Although its immortal title track battled fruitlessly to topple Joe Dolce’s Shaddap You Face from the top of the UK singles chart, famously stalling at No.2 for an enervating three weeks, Ultravox’s fourth album thoroughly deserves to be viewed as one of the great creative pop triumphs of the early 80s. Originally led by the charismatic, lethally cheekboned John Foxx, the band’s first three albums had drawn in fans of artful and forward-thinking rock. But it was Foxx’s departure and the subsequent arrival of frontman Midge Ure prior to Vienna that turned them into bona fide pop stars
With hindsight, Vienna is an extremely inventive and peculiar record. Ultravox would swiftly become one of the great singles bands of the 80s, but this was an album that proclaimed its debt to the experimental likes of Kraftwerk (Mr X is essentially an overt and charming tribute to the German pioneers), Tangerine Dream and Roxy Music.
It may amuse readers to imagine how many people bought the album first time round, inspired by that ubiquitous title track, only to discover that Vienna begins with a seven-minute synth rock instrumental, Astradyne. Similarly, Western Promise’s otherworldly intro could hardly be more proggy if it put on a cape and sent someone out for a curry halfway through. Meanwhile, New Europeans, Passing Strangers and All Stood Still proved that Ultravox were shoulder-to-shoulder with the new wave/post-punk set and, most importantly, knew how to write a cracking tune. Co-produced by the legendary Conny Plank, Vienna would have been a classic even without that song.
Four decades on, this five-disc extravaganza allows listeners to choose between the original 1980 analogue master and Steven Wilson’s absolutely dazzling 2020 stereo redux. The latter is the real gold here: Wilson’s precise but caring touch has brought endless new nuances out of these songs. One can only imagine the grin on his face when he finished making Vienna itself sound bigger and more irresistibly pompous than ever.
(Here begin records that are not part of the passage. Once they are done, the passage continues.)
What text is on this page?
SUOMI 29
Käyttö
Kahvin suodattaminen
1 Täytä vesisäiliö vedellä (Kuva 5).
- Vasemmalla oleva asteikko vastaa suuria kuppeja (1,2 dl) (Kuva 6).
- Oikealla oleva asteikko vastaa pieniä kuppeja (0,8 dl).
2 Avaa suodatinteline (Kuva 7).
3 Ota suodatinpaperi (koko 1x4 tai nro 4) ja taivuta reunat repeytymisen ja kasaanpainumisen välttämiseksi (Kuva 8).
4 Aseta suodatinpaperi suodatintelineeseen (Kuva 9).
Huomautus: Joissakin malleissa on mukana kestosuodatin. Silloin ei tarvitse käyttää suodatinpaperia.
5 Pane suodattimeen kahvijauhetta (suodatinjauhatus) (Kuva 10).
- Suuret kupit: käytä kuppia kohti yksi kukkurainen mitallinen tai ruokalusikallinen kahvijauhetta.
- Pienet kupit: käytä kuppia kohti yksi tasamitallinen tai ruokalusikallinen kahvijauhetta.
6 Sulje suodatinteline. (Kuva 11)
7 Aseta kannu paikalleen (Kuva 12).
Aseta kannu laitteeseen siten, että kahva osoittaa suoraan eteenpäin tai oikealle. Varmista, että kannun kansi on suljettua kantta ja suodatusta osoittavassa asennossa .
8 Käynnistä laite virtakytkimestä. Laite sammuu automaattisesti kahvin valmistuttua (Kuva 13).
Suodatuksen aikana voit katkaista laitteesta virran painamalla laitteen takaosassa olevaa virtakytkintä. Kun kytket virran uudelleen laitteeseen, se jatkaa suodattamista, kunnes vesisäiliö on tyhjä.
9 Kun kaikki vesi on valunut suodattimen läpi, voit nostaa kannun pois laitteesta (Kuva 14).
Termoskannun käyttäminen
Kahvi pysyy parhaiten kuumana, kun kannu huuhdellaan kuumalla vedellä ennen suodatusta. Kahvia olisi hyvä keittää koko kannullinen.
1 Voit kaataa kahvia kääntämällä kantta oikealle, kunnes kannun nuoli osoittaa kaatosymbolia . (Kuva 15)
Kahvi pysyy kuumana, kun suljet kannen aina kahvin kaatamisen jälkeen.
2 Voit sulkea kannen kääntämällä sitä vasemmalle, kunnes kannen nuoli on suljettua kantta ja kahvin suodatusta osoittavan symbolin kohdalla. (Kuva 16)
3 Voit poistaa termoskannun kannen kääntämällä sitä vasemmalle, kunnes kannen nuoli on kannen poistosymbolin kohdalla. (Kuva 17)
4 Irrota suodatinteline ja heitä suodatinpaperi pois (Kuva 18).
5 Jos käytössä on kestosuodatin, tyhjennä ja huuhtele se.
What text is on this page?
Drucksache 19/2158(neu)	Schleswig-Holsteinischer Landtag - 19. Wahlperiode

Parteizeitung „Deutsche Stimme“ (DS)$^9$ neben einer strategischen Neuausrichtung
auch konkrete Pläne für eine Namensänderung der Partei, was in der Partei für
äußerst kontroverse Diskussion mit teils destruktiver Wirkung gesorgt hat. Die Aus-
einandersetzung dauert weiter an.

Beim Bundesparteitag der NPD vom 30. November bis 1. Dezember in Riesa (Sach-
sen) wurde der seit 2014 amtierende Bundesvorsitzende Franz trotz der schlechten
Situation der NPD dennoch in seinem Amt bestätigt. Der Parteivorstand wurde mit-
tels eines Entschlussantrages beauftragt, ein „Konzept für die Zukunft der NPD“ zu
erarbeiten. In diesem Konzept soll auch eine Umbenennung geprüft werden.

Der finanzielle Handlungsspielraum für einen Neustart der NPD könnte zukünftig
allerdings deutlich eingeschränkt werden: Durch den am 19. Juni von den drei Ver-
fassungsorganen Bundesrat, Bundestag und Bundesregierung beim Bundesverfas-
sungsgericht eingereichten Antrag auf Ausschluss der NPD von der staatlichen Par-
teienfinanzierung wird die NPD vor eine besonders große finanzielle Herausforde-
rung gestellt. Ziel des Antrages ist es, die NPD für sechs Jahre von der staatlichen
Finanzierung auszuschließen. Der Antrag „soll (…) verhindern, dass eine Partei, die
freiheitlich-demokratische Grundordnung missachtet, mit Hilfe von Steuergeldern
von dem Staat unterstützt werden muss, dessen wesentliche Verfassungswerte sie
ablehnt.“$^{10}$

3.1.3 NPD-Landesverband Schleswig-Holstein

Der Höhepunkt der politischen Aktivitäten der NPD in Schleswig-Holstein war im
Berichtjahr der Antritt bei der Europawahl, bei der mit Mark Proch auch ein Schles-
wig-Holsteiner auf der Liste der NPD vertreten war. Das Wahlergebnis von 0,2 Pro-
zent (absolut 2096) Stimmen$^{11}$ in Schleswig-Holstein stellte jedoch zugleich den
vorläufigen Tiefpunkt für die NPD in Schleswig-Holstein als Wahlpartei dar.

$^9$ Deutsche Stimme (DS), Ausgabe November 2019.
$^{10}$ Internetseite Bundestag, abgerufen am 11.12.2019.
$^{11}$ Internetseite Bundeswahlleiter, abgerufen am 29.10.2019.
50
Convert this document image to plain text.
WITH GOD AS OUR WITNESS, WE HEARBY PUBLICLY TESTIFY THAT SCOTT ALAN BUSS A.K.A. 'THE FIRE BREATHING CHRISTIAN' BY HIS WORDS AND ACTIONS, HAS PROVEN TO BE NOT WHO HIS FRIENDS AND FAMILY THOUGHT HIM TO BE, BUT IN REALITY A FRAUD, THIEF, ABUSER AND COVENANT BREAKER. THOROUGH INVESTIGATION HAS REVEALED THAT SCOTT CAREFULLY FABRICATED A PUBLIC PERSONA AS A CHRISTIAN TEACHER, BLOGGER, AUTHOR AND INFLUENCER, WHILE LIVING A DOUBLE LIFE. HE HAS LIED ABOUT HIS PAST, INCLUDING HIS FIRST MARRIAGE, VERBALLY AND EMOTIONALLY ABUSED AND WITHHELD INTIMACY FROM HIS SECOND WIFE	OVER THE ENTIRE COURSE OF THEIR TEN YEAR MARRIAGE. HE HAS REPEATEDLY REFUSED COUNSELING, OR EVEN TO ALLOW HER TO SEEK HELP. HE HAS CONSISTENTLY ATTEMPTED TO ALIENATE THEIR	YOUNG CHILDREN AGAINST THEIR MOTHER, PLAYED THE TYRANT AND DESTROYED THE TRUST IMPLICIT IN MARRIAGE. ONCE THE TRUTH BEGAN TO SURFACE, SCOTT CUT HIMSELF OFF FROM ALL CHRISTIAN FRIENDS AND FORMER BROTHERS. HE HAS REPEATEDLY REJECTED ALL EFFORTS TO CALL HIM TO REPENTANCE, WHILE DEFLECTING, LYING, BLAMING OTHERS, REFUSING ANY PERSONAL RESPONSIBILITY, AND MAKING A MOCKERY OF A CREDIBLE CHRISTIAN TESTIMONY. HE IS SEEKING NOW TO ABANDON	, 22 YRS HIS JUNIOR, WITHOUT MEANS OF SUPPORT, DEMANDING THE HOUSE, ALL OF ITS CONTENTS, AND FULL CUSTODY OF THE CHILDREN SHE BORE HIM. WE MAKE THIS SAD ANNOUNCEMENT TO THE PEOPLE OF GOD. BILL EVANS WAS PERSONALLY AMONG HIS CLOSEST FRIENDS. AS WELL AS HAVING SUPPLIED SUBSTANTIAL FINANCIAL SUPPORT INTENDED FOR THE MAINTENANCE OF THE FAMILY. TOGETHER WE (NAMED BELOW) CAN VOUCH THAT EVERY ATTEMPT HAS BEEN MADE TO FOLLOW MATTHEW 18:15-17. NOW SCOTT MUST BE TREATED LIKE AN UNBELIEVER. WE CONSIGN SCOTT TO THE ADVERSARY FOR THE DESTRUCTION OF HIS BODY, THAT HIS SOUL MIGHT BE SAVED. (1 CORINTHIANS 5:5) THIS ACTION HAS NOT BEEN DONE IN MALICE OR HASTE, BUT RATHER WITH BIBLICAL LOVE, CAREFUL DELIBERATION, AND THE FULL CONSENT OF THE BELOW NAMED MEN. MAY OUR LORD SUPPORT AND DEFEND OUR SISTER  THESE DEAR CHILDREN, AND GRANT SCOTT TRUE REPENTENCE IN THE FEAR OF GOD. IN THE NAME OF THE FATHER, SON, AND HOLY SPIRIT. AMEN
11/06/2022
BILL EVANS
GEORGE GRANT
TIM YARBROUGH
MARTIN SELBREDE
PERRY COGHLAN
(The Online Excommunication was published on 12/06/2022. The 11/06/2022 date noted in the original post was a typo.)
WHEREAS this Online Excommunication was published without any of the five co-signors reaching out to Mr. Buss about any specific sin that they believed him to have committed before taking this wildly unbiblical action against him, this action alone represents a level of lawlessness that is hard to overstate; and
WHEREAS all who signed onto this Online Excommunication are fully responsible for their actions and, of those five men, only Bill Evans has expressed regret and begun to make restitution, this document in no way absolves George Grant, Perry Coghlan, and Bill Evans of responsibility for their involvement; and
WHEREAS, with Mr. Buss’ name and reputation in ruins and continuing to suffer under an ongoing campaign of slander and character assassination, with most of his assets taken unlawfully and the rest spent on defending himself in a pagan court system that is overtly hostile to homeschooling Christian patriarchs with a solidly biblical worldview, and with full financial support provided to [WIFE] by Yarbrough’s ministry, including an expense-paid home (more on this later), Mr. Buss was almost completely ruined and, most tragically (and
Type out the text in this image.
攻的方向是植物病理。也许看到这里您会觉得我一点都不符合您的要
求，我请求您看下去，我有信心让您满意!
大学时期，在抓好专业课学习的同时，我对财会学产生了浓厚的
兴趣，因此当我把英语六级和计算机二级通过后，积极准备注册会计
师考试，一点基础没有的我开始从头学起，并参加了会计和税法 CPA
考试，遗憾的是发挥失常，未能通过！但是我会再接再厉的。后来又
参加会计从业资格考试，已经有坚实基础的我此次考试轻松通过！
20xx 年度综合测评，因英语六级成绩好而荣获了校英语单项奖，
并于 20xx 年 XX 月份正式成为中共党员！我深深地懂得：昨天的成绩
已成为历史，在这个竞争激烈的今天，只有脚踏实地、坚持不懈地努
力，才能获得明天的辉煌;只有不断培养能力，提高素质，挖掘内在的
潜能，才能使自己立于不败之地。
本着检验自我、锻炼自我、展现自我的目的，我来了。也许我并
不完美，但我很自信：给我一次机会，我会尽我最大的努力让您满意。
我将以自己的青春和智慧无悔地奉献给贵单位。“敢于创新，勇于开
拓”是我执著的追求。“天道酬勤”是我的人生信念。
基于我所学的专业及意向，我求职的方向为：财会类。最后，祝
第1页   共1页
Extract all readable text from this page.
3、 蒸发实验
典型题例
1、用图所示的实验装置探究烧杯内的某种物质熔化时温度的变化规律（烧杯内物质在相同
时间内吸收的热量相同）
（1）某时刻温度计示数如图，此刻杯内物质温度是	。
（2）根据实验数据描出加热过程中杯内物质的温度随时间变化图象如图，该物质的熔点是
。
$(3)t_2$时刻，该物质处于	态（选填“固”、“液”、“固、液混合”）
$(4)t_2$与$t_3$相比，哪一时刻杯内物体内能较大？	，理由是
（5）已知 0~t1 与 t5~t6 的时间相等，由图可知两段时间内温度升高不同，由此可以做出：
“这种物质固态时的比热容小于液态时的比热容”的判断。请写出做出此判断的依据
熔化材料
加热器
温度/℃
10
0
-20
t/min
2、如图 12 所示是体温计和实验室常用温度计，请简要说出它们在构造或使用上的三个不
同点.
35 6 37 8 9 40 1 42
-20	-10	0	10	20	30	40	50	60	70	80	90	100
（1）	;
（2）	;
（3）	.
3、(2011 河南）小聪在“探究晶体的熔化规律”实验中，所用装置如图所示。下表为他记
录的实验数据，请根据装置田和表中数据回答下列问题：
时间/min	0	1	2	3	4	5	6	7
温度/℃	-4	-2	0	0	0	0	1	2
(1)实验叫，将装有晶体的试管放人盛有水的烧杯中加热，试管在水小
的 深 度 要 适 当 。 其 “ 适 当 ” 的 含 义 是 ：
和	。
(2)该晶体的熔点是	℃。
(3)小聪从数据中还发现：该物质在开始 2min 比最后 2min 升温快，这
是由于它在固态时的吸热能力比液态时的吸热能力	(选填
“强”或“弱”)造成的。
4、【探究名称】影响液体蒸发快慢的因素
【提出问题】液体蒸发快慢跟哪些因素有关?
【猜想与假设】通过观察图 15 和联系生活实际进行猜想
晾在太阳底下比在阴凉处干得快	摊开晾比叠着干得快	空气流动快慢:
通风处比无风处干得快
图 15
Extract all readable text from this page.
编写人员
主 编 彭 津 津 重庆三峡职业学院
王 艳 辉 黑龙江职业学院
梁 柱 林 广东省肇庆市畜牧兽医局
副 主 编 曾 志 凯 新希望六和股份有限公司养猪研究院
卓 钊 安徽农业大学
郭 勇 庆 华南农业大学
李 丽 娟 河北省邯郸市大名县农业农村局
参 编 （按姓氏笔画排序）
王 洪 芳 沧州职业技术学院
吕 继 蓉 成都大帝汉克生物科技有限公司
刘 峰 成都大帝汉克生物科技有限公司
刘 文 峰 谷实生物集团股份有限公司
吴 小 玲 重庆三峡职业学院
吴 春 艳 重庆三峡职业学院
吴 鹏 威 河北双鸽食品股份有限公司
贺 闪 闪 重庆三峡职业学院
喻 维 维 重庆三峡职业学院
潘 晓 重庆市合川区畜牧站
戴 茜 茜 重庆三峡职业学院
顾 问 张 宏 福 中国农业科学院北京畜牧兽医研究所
Meanwhile, Ultravox completists can dive into several additional discs of singles, B-sides, live rarities, an entire concert captured in St Albans in 1980 and a DVD featuring a surround sound mix of the full album. You may have to be an Ultravox obsessive to wade through the fourth disc’s cassette recordings from pre-tour rehearsals, but the sound quality is decent enough and if your spine doesn’t tingle during (again) that song, you are probably a close personal friend or relative of Joe Dolce.